Traveling to the city’s Ataturk Airport for a number of years as a transit passenger, it was finally time to step out of the airport and explore the best of what one of my favourite cities had to offer. Taking a Saturday morning flight on a sunny February day from Heathrow’s Terminal 5, we arrived in Istanbul in the late afternoon. It took over one hour to actually get out of the airport – most of this time spent in the visa queue/passport control.
I had not been to Turkey since they changed their visa process, but they now prefer travellers to get a visa prior to arrival, even for European/British passport holders. I had been used to getting my visa at passport control but now, getting the front of the 45 minute queue, I was advised I had to visit another area of the airport if I wished to collect my visa on arrival. I went and did this (where, evidently there was no queue as nobody was collecting on arrival anymore) and I paid £20 for the sticker. Alternatively, you can apply for a visa online and print this out ready for passport control. If you don’t have access to a printer, they even accept them on mobile devices for some nationalities. How times have changed.
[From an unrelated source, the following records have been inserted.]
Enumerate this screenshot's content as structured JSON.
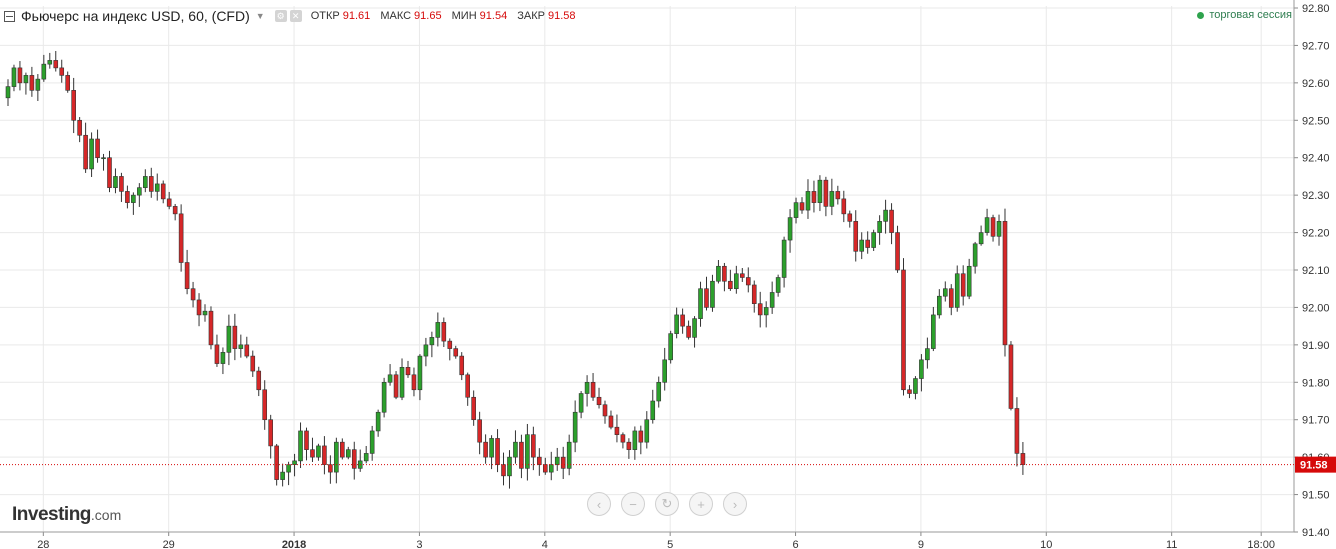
{
  "header": {
    "title": "Фьючерс на индекс USD, 60, (CFD)",
    "ohlc": [
      {
        "label": "ОТКР",
        "value": "91.61"
      },
      {
        "label": "МАКС",
        "value": "91.65"
      },
      {
        "label": "МИН",
        "value": "91.54"
      },
      {
        "label": "ЗАКР",
        "value": "91.58"
      }
    ],
    "session": "торговая сессия"
  },
  "logo": {
    "brand": "Investing",
    "domain": ".com"
  },
  "colors": {
    "up": "#2ca02c",
    "down": "#d62728",
    "last_price": "#d60a0a",
    "grid": "#e9e9e9"
  },
  "nav_icons": [
    "chevron-left-icon",
    "minus-icon",
    "reset-icon",
    "plus-icon",
    "chevron-right-icon"
  ],
  "chart_data": {
    "type": "candlestick",
    "y_ticks": [
      "92.80",
      "92.70",
      "92.60",
      "92.50",
      "92.40",
      "92.30",
      "92.20",
      "92.10",
      "92.00",
      "91.90",
      "91.80",
      "91.70",
      "91.60",
      "91.50",
      "91.40"
    ],
    "ylim": [
      91.4,
      92.8
    ],
    "grid": true,
    "last_price": 91.58,
    "last_price_label": "91.58",
    "x_ticks": [
      {
        "label": "28",
        "bar": 6
      },
      {
        "label": "29",
        "bar": 27
      },
      {
        "label": "2018",
        "bar": 48
      },
      {
        "label": "3",
        "bar": 69
      },
      {
        "label": "4",
        "bar": 90
      },
      {
        "label": "5",
        "bar": 111
      },
      {
        "label": "6",
        "bar": 132
      },
      {
        "label": "9",
        "bar": 153
      },
      {
        "label": "10",
        "bar": 174
      },
      {
        "label": "11",
        "bar": 195
      },
      {
        "label": "18:00",
        "bar": 210
      }
    ],
    "closes": [
      92.59,
      92.64,
      92.6,
      92.62,
      92.58,
      92.61,
      92.65,
      92.66,
      92.64,
      92.62,
      92.58,
      92.5,
      92.46,
      92.37,
      92.45,
      92.4,
      92.4,
      92.32,
      92.35,
      92.31,
      92.28,
      92.3,
      92.32,
      92.35,
      92.31,
      92.33,
      92.29,
      92.27,
      92.25,
      92.12,
      92.05,
      92.02,
      91.98,
      91.99,
      91.9,
      91.85,
      91.88,
      91.95,
      91.89,
      91.9,
      91.87,
      91.83,
      91.78,
      91.7,
      91.63,
      91.54,
      91.56,
      91.58,
      91.59,
      91.67,
      91.62,
      91.6,
      91.63,
      91.58,
      91.56,
      91.64,
      91.6,
      91.62,
      91.57,
      91.59,
      91.61,
      91.67,
      91.72,
      91.8,
      91.82,
      91.76,
      91.84,
      91.82,
      91.78,
      91.87,
      91.9,
      91.92,
      91.96,
      91.91,
      91.89,
      91.87,
      91.82,
      91.76,
      91.7,
      91.64,
      91.6,
      91.65,
      91.58,
      91.55,
      91.6,
      91.64,
      91.57,
      91.66,
      91.6,
      91.58,
      91.56,
      91.58,
      91.6,
      91.57,
      91.64,
      91.72,
      91.77,
      91.8,
      91.76,
      91.74,
      91.71,
      91.68,
      91.66,
      91.64,
      91.62,
      91.67,
      91.64,
      91.7,
      91.75,
      91.8,
      91.86,
      91.93,
      91.98,
      91.95,
      91.92,
      91.97,
      92.05,
      92.0,
      92.07,
      92.11,
      92.07,
      92.05,
      92.09,
      92.08,
      92.06,
      92.01,
      91.98,
      92.0,
      92.04,
      92.08,
      92.18,
      92.24,
      92.28,
      92.26,
      92.31,
      92.28,
      92.34,
      92.27,
      92.31,
      92.29,
      92.25,
      92.23,
      92.15,
      92.18,
      92.16,
      92.2,
      92.23,
      92.26,
      92.2,
      92.1,
      91.78,
      91.77,
      91.81,
      91.86,
      91.89,
      91.98,
      92.03,
      92.05,
      92.0,
      92.09,
      92.03,
      92.11,
      92.17,
      92.2,
      92.24,
      92.19,
      92.23,
      91.9,
      91.73,
      91.61,
      91.58
    ]
  }
}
Just like its airport, Istanbul is a pretty large city and you can walk for days so be prepared. A city built on seven hills, it is not long before this starts to show. With inclines likening steep hill hikes, combined with cobbles and cracked paving in places, comfortable shoes are a must. On our first day in the city we left our hotel around 10:30am and we did not return until almost 9pm. We walked around the city the WHOLE TIME, stopping for refreshments a few times throughout the day. Luckily for us it was a crisply bright, winter sun sort of day and was perfect for seeing the sites.
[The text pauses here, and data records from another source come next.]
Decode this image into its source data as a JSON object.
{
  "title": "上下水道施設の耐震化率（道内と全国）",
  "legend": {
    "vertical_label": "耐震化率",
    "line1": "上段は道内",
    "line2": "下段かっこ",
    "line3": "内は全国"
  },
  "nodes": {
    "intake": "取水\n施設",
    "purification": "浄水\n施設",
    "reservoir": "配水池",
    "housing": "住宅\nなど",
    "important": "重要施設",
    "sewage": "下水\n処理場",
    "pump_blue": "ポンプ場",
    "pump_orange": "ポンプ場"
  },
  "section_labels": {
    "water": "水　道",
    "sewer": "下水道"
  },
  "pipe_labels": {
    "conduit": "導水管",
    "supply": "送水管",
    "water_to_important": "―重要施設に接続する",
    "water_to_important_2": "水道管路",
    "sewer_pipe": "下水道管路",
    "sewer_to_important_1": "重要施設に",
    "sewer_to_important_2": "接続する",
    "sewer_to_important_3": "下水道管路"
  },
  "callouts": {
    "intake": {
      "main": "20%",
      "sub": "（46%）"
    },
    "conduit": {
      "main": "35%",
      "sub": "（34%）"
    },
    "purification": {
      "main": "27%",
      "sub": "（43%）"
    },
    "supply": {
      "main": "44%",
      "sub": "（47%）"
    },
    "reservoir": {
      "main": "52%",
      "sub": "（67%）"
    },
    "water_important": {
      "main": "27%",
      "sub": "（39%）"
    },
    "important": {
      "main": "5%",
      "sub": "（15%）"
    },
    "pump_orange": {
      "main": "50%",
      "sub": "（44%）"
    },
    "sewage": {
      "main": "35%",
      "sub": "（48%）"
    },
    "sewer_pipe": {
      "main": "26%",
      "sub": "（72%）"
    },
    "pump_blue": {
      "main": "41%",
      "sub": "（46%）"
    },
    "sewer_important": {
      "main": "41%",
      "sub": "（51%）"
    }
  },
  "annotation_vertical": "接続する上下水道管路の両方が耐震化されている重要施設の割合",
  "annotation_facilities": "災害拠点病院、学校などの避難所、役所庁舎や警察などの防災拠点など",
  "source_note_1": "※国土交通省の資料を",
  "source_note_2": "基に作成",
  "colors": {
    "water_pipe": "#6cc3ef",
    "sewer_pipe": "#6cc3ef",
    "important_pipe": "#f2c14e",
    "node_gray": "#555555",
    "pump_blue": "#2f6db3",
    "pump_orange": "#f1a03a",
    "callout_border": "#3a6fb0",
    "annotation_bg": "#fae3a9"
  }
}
When walking gets too much to take, public transport in the city is a safe and reliable option. The trams in the city can get very full, and I mean London Underground style crammed, at busy times in the day. There is also an ultra modern subway system being developed in the city and with plans to stretch to more corners of the city in the coming years, the infrastructure development in Istanbul shows visitors just how seriously they take tourism. We took a couple of trains on our five day stay, one being from the airport into town which was of course quite crowded, and one being from the city out to a shopping mall on a really rainy Tuesday afternoon.
Travel cards for the subway system can be used by more than one person. This means that you can buy one card for up to three people and keep it topped up. One person goes through the barrier and passes the card back to the next person, who then goes through the barriers using the same card. Unlike many public transport systems you are not required to scan or tap a card at the end of your journey, which is why that system works so effectively. Train and tram travel in Istanbul is super cheap and a little over £30 lasted two of us, five days.
Taxis in Istanbul are also in abundant use. Some are older than others to say the least, but from our experiences they are generally trustworthy and pretty cheap. Typical rules apply; be careful where you flag them down and agree a price prior to getting in. We took a death cab style ride up one of the vertical hills on the evening that was my birthday – a journey which involved a driver that spoke no English, a cab that had no glass in the front windows, a GPS system that did not work, rolling backwards for a terrifying couple of seconds at the top of an incline because of a super dodgy brake system and needing to take a right turn up a street that turned out to be steps. Needless to say we got out of the cab before it turned right! Our taxi to the airport was a lot more relaxed and a whole lot more normal. We also took a taxi from the shopping mall, back into the city which was what you would consider an uneventful car ride as well.
Forget everything you think you know about Turkish food and kebabs. Turkish food is some of the best in the world (when done right) and has been ruined by the greasy visual of kebab shops and soggy donner meat in the UK. Kebab meat in Turkey is freshly grilled and served with lashings of flavouring in the form of herbs and spices from across the Mediterranean and around the Middle East. One of the best things we ate in the city was a quick bite we grabbed from a street vendor behind an Istanbul university. Some of the most succulent chicken pieces, served in soft white bread about the side of my head, cut in half and stuffed with Turkish salad. This alone makes me want to go back to Turkey tomorrow as it was one of the most delicious things I have ever eaten, and it was literally about £2.
Quick Things To Note:
- Lots of places are cash only – try to have Turkish Lira to hand when exploring the city.
- When it rains, it pours. Take an umbrella. I have never been to Istanbul where I haven’t witnessed one of their tremendous downpours – even when just transiting through the airport.
- You can get 5* accommodation for 3* prices all across the city. We stayed in the five star hotel 10 Karakoy Istanbul and we paid under £50 a night. Located in one of the most vibrant districts of the city, this luxury, boutique hotel was exactly what we needed for my birthday celebrations and kept us within budget.
My final and most important tip for visiting Istanbul is DO NOT LISTEN TO PEOPLE THAT TELL YOU NOT TO GO. It is one of the cleanest, friendliest, most eclectic cities on Earth and should be visited by everyone at least once.